US Lawmakers Urge Biden Administration to Unfreeze Afghan Central Bank Reserves
In a letter to US President Joe Biden and Treasury Department, Democratic US House members said that they stand with American allies and humanitarian experts in urging the United States to avoid harsh economic measures that will directly harm Afghan families and children, Sputnik reported.
The US freeze of Afghanistan’s reserves could lead to more deaths in 2022 than were lost in the last 20 years of the war in the country, the letter by lawmakers said.
US lawmakers have urged the Biden administration to unfreeze Afghanistan’s central bank reserves in the amount of $9.4 billion.
In a letter to US President Joe Biden and Treasury Department, Democratic US House members said that they stand with American allies and humanitarian experts in urging the United States to avoid harsh economic measures that will directly harm Afghan families and children, Sputnik reported.
“[W]e stand with American allies and humanitarian experts in urging the United States to avoid harsh economic measures that will directly harm Afghan families and children,” the lawmakers said in the letter on Monday. “This means conscientiously but urgently modifying current US policy regarding the freeze of Afghanistan’s foreign reserves and ongoing sanctions.”

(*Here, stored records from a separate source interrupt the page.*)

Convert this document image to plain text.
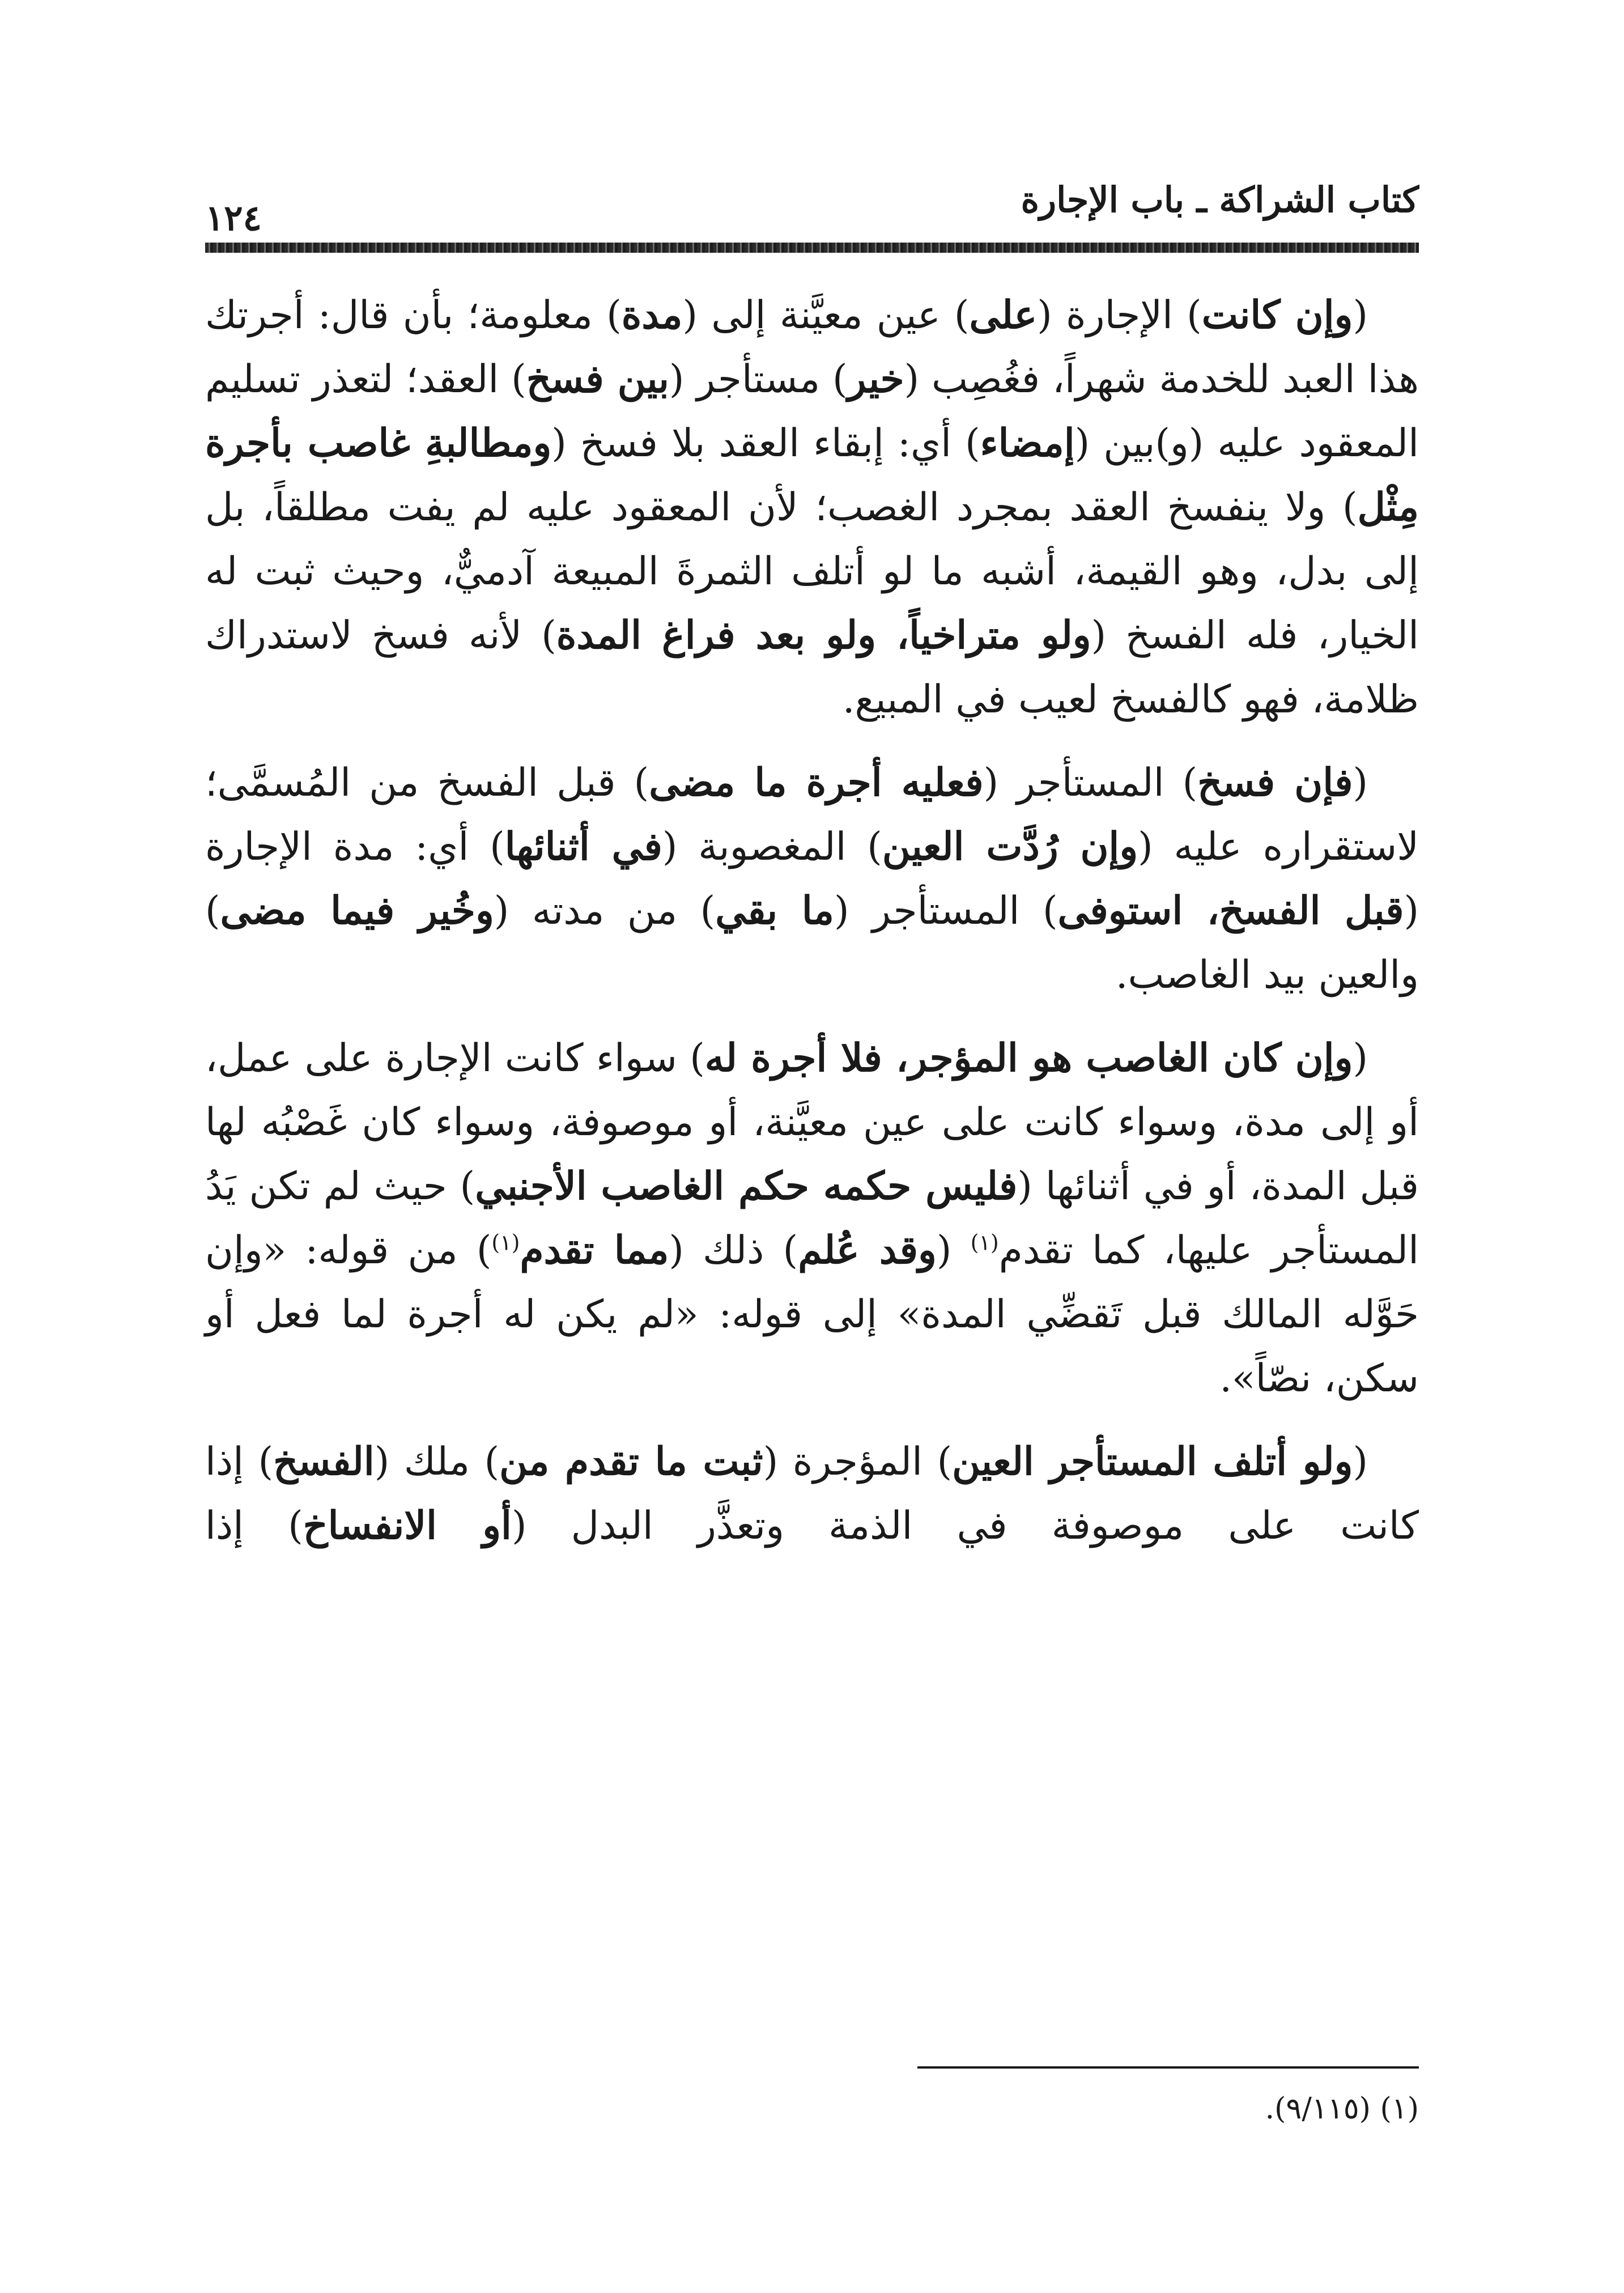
كتاب الشراكة ـ باب الإجارة
١٢٤

(وإن كانت) الإجارة (على) عين معيَّنة إلى (مدة) معلومة؛ بأن قال: أجرتك هذا العبد للخدمة شهراً، فغُصِب (خير) مستأجر (بين فسخ) العقد؛ لتعذر تسليم المعقود عليه (و)بين (إمضاء) أي: إبقاء العقد بلا فسخ (ومطالبةِ غاصب بأجرة مِثْل) ولا ينفسخ العقد بمجرد الغصب؛ لأن المعقود عليه لم يفت مطلقاً، بل إلى بدل، وهو القيمة، أشبه ما لو أتلف الثمرةَ المبيعة آدميٌّ، وحيث ثبت له الخيار، فله الفسخ (ولو متراخياً، ولو بعد فراغ المدة) لأنه فسخ لاستدراك ظلامة، فهو كالفسخ لعيب في المبيع.

(فإن فسخ) المستأجر (فعليه أجرة ما مضى) قبل الفسخ من المُسمَّى؛ لاستقراره عليه (وإن رُدَّت العين) المغصوبة (في أثنائها) أي: مدة الإجارة (قبل الفسخ، استوفى) المستأجر (ما بقي) من مدته (وخُير فيما مضى) والعين بيد الغاصب.

(وإن كان الغاصب هو المؤجر، فلا أجرة له) سواء كانت الإجارة على عمل، أو إلى مدة، وسواء كانت على عين معيَّنة، أو موصوفة، وسواء كان غَصْبُه لها قبل المدة، أو في أثنائها (فليس حكمه حكم الغاصب الأجنبي) حيث لم تكن يَدُ المستأجر عليها، كما تقدم$^{(١)}$ (وقد عُلم) ذلك (مما تقدم$^{(١)}$) من قوله: «وإن حَوَّله المالك قبل تَقضِّي المدة» إلى قوله: «لم يكن له أجرة لما فعل أو سكن، نصّاً».

(ولو أتلف المستأجر العين) المؤجرة (ثبت ما تقدم من) ملك (الفسخ) إذا كانت على موصوفة في الذمة وتعذَّر البدل (أو الانفساخ) إذا

(١) (٩/١١٥).
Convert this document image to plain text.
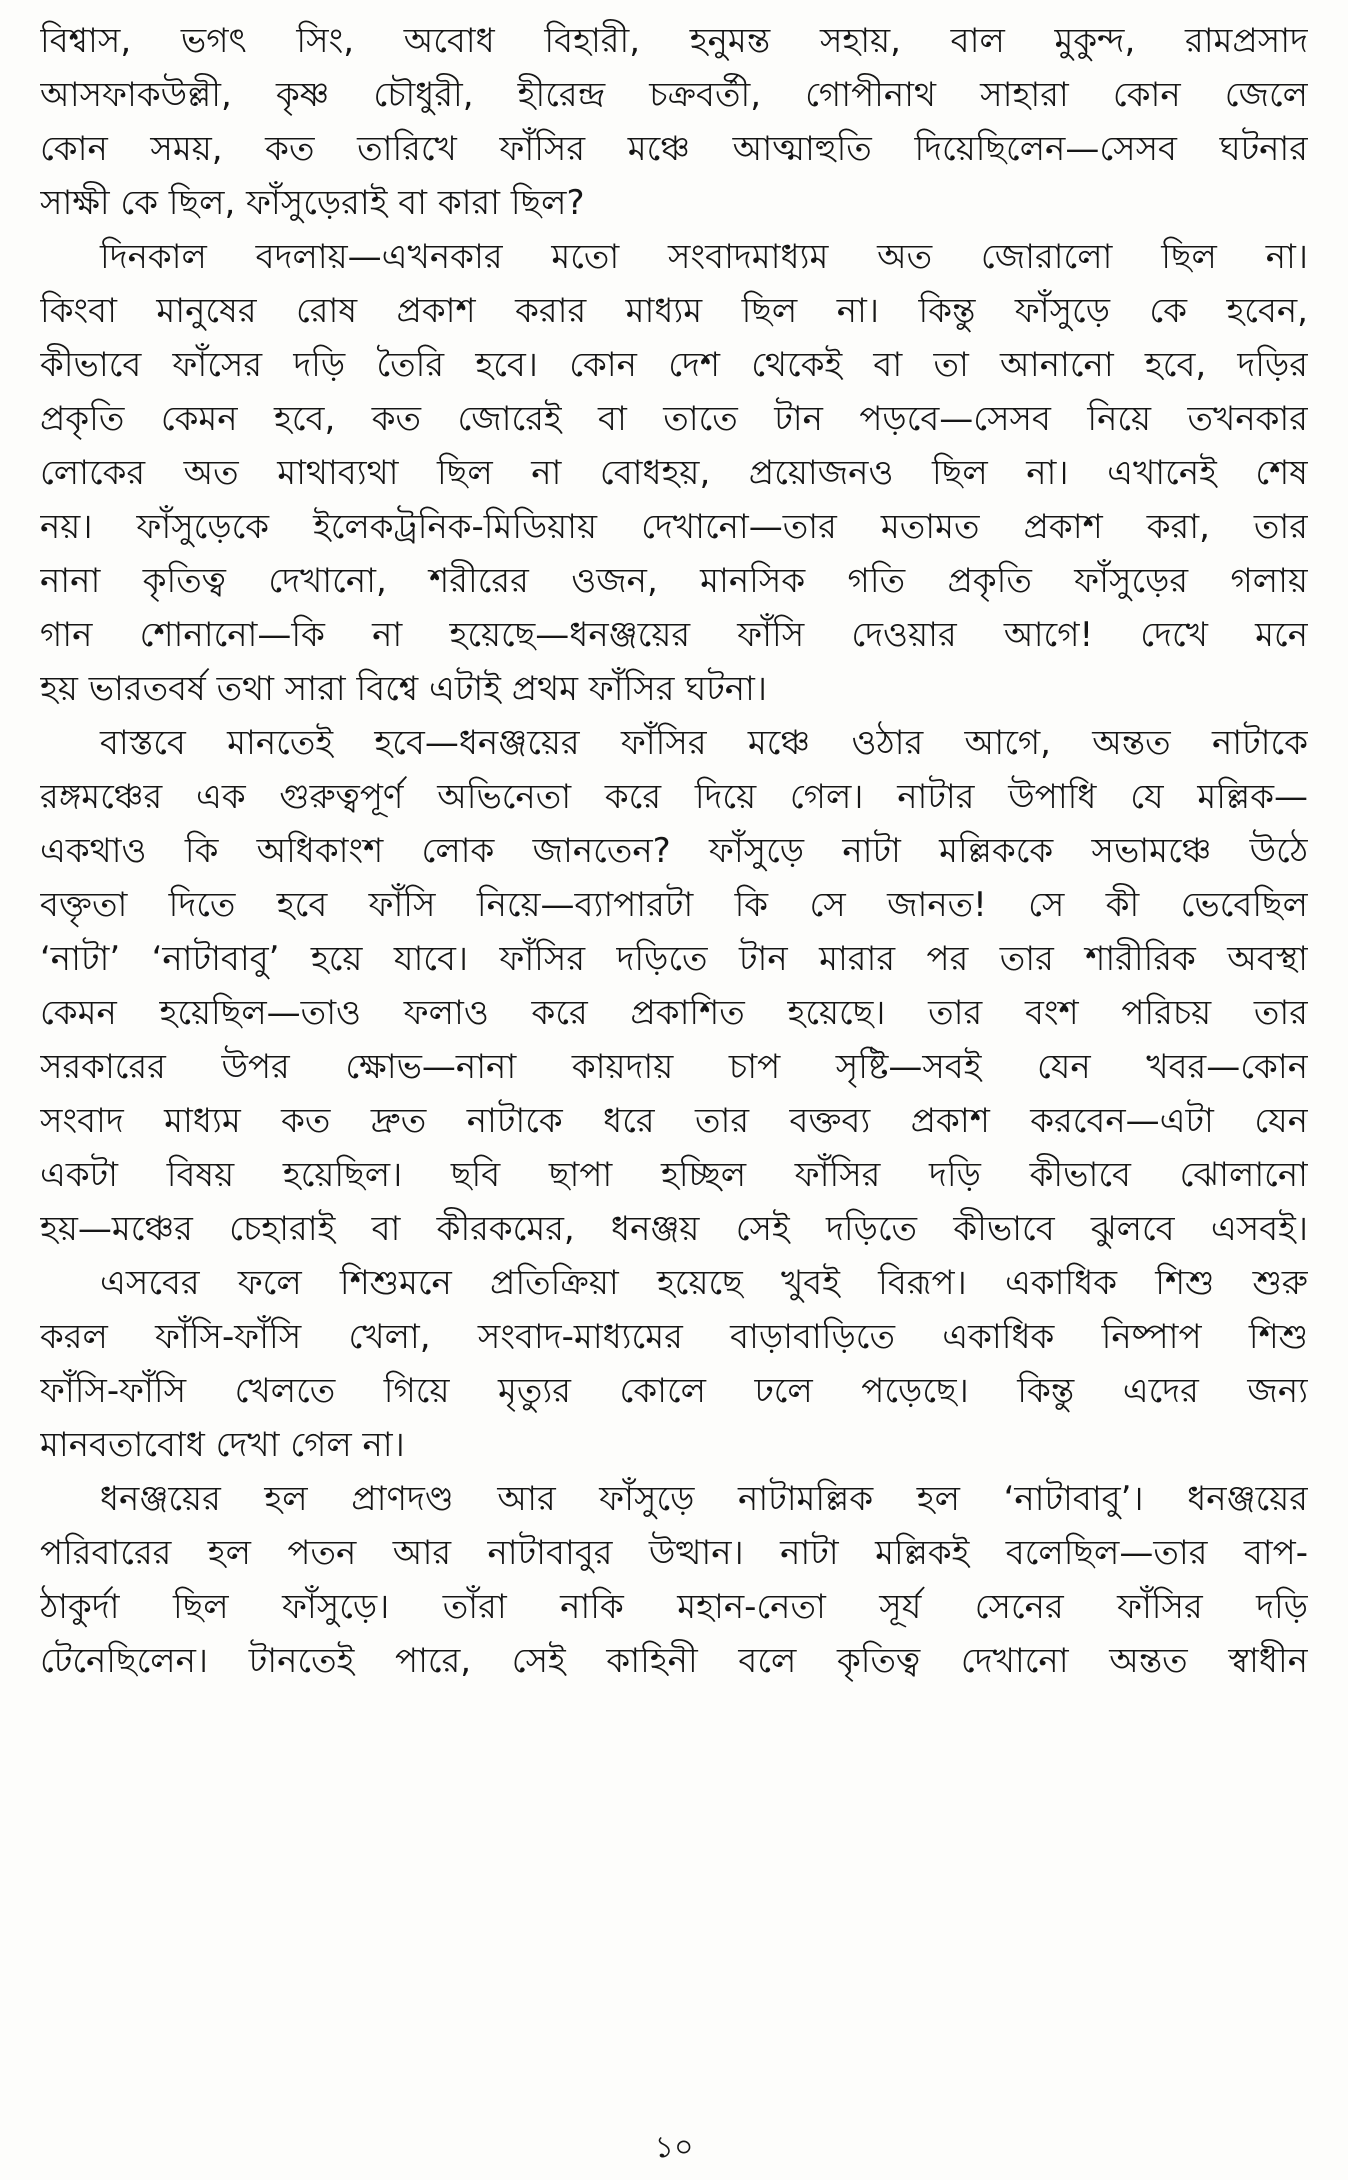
বিশ্বাস, ভগৎ সিং, অবোধ বিহারী, হনুমন্ত সহায়, বাল মুকুন্দ, রামপ্রসাদ
আসফাকউল্লী, কৃষ্ণ চৌধুরী, হীরেন্দ্র চক্রবর্তী, গোপীনাথ সাহারা কোন জেলে
কোন সময়, কত তারিখে ফাঁসির মঞ্চে আত্মাহুতি দিয়েছিলেন—সেসব ঘটনার
সাক্ষী কে ছিল, ফাঁসুড়েরাই বা কারা ছিল?
দিনকাল বদলায়—এখনকার মতো সংবাদমাধ্যম অত জোরালো ছিল না।
কিংবা মানুষের রোষ প্রকাশ করার মাধ্যম ছিল না। কিন্তু ফাঁসুড়ে কে হবেন,
কীভাবে ফাঁসের দড়ি তৈরি হবে। কোন দেশ থেকেই বা তা আনানো হবে, দড়ির
প্রকৃতি কেমন হবে, কত জোরেই বা তাতে টান পড়বে—সেসব নিয়ে তখনকার
লোকের অত মাথাব্যথা ছিল না বোধহয়, প্রয়োজনও ছিল না। এখানেই শেষ
নয়। ফাঁসুড়েকে ইলেকট্রনিক-মিডিয়ায় দেখানো—তার মতামত প্রকাশ করা, তার
নানা কৃতিত্ব দেখানো, শরীরের ওজন, মানসিক গতি প্রকৃতি ফাঁসুড়ের গলায়
গান শোনানো—কি না হয়েছে—ধনঞ্জয়ের ফাঁসি দেওয়ার আগে! দেখে মনে
হয় ভারতবর্ষ তথা সারা বিশ্বে এটাই প্রথম ফাঁসির ঘটনা।
বাস্তবে মানতেই হবে—ধনঞ্জয়ের ফাঁসির মঞ্চে ওঠার আগে, অন্তত নাটাকে
রঙ্গমঞ্চের এক গুরুত্বপূর্ণ অভিনেতা করে দিয়ে গেল। নাটার উপাধি যে মল্লিক—
একথাও কি অধিকাংশ লোক জানতেন? ফাঁসুড়ে নাটা মল্লিককে সভামঞ্চে উঠে
বক্তৃতা দিতে হবে ফাঁসি নিয়ে—ব্যাপারটা কি সে জানত! সে কী ভেবেছিল
‘নাটা’ ‘নাটাবাবু’ হয়ে যাবে। ফাঁসির দড়িতে টান মারার পর তার শারীরিক অবস্থা
কেমন হয়েছিল—তাও ফলাও করে প্রকাশিত হয়েছে। তার বংশ পরিচয় তার
সরকারের উপর ক্ষোভ—নানা কায়দায় চাপ সৃষ্টি—সবই যেন খবর—কোন
সংবাদ মাধ্যম কত দ্রুত নাটাকে ধরে তার বক্তব্য প্রকাশ করবেন—এটা যেন
একটা বিষয় হয়েছিল। ছবি ছাপা হচ্ছিল ফাঁসির দড়ি কীভাবে ঝোলানো
হয়—মঞ্চের চেহারাই বা কীরকমের, ধনঞ্জয় সেই দড়িতে কীভাবে ঝুলবে এসবই।
এসবের ফলে শিশুমনে প্রতিক্রিয়া হয়েছে খুবই বিরূপ। একাধিক শিশু শুরু
করল ফাঁসি-ফাঁসি খেলা, সংবাদ-মাধ্যমের বাড়াবাড়িতে একাধিক নিষ্পাপ শিশু
ফাঁসি-ফাঁসি খেলতে গিয়ে মৃত্যুর কোলে ঢলে পড়েছে। কিন্তু এদের জন্য
মানবতাবোধ দেখা গেল না।
ধনঞ্জয়ের হল প্রাণদণ্ড আর ফাঁসুড়ে নাটামল্লিক হল ‘নাটাবাবু’। ধনঞ্জয়ের
পরিবারের হল পতন আর নাটাবাবুর উত্থান। নাটা মল্লিকই বলেছিল—তার বাপ-
ঠাকুর্দা ছিল ফাঁসুড়ে। তাঁরা নাকি মহান-নেতা সূর্য সেনের ফাঁসির দড়ি
টেনেছিলেন। টানতেই পারে, সেই কাহিনী বলে কৃতিত্ব দেখানো অন্তত স্বাধীন
১০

The lawmakers said that Afghanistan’s dwindling economy and humanitarian collapse threatens to trigger a new refugee crisis throughout the region. The United States’ decision to freeze Afghanistan’s central bank reserves is contributing to high inflation and the closing of commercial banks and vital private businesses, the lawmakers added.
The US freeze of Afghanistan’s reserves could lead to more deaths in 2022 than were lost in the last 20 years of the war in the country, the letter said.
The United Nations Emergency Relief Coordinator, Martin Griffiths, on Monday said that Afghanistan’s economy is in “free fall”.
He was addressing the 17th Extraordinary Session of the Organization of Islamic Cooperation (OIC) Council of Foreign Ministers in Islamabad.
Since the takeover in mid-August by the Taliban (under UN sanctions over terrorist activities), the World Bank and the International Monetary Fund have suspended financial aid which previously accounted for nearly 75% of Afghanistan’s public expenditure, while the United States froze billions of dollars in assets belonging to the Afghan Central Bank.